Alexander and his army first marched through the city in 331 BC while chasing Darius III, the king of Persia, back to Iran.
When Iraqi archeologists were examining spy plane photographs of the country’s landscape, they were shocked to find evidence of an ancient city.
Fox News reports that researchers at the Iraq Emergency Heritage Management Training Programme first discovered this ancient city while examining declassified satellite photos. The Iraq Emergency Heritage Management Training Programme is a joint organization that Iraqi archeologists and the British Museum set up to mitigate ISIS damage to heritage sites and artifacts in Iraq.

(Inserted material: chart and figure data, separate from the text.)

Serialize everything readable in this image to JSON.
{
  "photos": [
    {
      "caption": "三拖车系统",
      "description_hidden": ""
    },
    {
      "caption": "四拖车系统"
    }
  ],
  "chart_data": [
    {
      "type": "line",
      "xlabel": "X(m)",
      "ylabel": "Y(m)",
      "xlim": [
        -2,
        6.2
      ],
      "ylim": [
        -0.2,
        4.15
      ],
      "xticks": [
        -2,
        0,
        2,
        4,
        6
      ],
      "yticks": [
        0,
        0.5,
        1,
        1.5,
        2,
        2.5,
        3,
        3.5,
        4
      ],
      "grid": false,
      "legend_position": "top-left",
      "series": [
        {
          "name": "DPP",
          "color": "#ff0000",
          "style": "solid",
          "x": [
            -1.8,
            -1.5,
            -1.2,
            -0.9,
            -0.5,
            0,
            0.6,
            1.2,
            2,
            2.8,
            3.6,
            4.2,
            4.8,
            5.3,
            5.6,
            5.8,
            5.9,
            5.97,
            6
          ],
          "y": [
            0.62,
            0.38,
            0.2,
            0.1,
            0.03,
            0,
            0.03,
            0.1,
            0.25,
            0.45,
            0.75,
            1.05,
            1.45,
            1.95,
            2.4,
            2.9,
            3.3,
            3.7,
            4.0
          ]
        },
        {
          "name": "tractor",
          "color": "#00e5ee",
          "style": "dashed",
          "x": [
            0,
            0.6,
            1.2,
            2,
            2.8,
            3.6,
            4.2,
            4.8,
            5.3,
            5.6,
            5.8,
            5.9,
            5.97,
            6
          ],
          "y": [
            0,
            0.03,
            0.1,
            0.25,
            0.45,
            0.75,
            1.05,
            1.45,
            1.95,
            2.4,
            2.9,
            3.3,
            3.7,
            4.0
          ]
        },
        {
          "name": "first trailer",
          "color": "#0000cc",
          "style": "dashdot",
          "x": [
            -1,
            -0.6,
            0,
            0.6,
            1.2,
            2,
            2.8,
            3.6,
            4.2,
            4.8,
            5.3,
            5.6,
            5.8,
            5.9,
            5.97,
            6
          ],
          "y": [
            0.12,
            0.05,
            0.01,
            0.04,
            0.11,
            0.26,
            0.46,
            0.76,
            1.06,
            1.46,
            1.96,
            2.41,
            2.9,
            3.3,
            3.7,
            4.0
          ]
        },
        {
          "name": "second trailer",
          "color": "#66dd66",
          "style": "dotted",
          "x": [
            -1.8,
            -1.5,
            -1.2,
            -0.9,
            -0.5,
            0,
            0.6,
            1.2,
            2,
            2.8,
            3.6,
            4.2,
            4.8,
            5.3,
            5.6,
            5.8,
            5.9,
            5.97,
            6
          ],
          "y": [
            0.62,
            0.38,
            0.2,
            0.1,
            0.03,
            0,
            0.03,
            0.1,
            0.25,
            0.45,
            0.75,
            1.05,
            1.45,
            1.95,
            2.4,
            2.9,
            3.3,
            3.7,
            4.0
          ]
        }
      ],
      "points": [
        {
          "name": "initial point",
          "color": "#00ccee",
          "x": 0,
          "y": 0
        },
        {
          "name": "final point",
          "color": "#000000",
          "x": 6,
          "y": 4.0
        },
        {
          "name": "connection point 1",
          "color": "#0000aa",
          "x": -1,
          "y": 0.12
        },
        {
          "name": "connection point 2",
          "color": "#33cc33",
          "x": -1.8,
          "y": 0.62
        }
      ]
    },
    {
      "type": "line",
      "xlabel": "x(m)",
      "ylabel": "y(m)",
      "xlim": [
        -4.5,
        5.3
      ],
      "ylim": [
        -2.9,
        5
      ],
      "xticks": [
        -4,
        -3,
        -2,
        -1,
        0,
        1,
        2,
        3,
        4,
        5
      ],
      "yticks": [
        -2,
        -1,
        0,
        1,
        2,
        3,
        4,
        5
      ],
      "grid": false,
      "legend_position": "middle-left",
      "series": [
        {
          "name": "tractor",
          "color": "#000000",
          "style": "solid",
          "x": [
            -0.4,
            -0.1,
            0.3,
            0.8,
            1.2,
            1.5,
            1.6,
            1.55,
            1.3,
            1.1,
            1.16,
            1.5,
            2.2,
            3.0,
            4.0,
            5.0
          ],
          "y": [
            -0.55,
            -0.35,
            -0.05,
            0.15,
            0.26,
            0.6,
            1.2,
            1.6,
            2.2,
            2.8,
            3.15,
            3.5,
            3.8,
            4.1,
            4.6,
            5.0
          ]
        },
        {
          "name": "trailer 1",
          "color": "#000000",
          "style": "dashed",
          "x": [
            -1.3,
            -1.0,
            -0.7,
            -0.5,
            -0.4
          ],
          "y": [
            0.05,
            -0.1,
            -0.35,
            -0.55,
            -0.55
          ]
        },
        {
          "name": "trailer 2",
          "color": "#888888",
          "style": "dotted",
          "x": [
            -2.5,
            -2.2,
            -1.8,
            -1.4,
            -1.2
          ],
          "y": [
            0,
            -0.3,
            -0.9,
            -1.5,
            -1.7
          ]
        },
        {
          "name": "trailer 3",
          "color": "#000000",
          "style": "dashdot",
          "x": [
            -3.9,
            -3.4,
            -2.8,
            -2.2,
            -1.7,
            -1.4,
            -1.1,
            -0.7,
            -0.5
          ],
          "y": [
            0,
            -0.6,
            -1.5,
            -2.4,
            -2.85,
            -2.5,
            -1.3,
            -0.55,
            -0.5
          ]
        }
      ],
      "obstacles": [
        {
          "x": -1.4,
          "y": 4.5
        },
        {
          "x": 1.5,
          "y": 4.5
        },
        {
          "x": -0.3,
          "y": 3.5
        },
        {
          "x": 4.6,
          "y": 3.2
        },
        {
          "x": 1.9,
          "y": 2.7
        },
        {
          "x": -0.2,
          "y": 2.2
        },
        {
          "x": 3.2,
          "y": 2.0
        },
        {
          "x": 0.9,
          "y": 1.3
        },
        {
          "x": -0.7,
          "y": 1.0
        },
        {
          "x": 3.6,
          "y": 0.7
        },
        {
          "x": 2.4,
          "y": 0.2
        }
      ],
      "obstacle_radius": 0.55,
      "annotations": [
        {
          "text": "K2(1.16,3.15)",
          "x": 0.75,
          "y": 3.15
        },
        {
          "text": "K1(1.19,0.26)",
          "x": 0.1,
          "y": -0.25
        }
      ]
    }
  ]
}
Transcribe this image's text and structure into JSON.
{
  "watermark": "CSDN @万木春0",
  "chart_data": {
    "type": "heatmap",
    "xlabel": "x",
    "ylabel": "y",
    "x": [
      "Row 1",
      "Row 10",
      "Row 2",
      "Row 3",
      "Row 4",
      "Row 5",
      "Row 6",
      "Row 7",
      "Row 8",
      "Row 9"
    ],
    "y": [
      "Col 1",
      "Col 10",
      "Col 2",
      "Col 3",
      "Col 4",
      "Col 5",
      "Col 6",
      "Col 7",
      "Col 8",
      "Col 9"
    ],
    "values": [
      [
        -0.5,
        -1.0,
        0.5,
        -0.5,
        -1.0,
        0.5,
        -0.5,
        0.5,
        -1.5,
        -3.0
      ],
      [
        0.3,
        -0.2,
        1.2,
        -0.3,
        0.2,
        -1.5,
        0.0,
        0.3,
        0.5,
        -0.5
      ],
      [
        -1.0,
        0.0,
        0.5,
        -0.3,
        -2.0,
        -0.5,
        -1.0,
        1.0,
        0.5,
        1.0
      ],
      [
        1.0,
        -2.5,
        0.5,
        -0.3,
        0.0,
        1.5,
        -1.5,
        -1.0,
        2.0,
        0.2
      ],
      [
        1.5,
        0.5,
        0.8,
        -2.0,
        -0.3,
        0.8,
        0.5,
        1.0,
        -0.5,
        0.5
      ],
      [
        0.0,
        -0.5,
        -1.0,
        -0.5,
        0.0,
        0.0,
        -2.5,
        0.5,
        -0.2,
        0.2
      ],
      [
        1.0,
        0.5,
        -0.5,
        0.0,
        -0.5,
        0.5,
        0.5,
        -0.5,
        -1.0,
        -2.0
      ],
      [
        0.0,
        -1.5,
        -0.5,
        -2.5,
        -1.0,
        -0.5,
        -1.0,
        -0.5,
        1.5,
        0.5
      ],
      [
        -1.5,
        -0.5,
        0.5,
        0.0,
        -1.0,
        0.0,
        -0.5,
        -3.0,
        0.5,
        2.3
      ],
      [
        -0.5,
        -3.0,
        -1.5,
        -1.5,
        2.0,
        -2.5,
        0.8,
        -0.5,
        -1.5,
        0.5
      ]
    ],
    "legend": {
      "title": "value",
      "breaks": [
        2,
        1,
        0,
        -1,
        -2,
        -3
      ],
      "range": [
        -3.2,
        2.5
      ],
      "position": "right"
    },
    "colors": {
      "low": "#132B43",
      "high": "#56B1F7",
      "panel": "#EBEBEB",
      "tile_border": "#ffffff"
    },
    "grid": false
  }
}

The photos they analyzed were ones taken of Iraq by United States spy satellites in the 1960s, during the cold war, and were only declassified in the 1990s.
The researchers were analyzing these photographs in order to get a greater understanding of the damage ISIS has wreaked on archeological sites in the intervening years since the photos were taken when they spotted what appeared to be ancient limestone blocks at a previously unknown site.
After these images were sent back to the British Museum for analysis, the ancient city was identified as Qalatga Darband. The team then sent a drone to the location they had discovered to conduct a more thorough survey of the location.
After determining that further buildings were buried at the site, the team began excavations.
They discovered that Qalatga Darband, at the western edge of the Zagros Mountains, on part of a historic route from ancient Mesopotamia to Iran.
Dr. John MacGinnis, the archaeologist leading the program, said, “It’s early days, but we think it would have been a bustling city on a road from Iraq to Iran. You can imagine people supplying wine to soldiers passing through.”
While the city was later founded by the Seleucid Empire that arose out of Alexander The Great’s Macedonian Empire, it was likely first noticed by the Macedonians when Alexander and his army marched past it in 331 BC while chasing Darius III, the king of Persia, back to Iran.
“A systematic collection of surface ceramics has been carried out, analysis of which has for the first time established that the site can be dated to the first and second centuries BC,” explained the British Museum, in a press release.
Archeological excavation of the Qalatga Darband site has discovered that the city had many Hellenistic influences from this Macedonian empire. They discovered statues of Greco-Roman gods located in the city, and what they believe may be the remains of a Hellenistic temple.
The British Museum said, “The discovery of a city established in the wake of the conquests of Alexander the Great is already yielding evidence for the fundamental changes wrought by the advent of Hellenism.”
Hopefully, these discoveries will shed greater light on the influence of the Macedonian Empire, and on the legacy of Alexander the Great.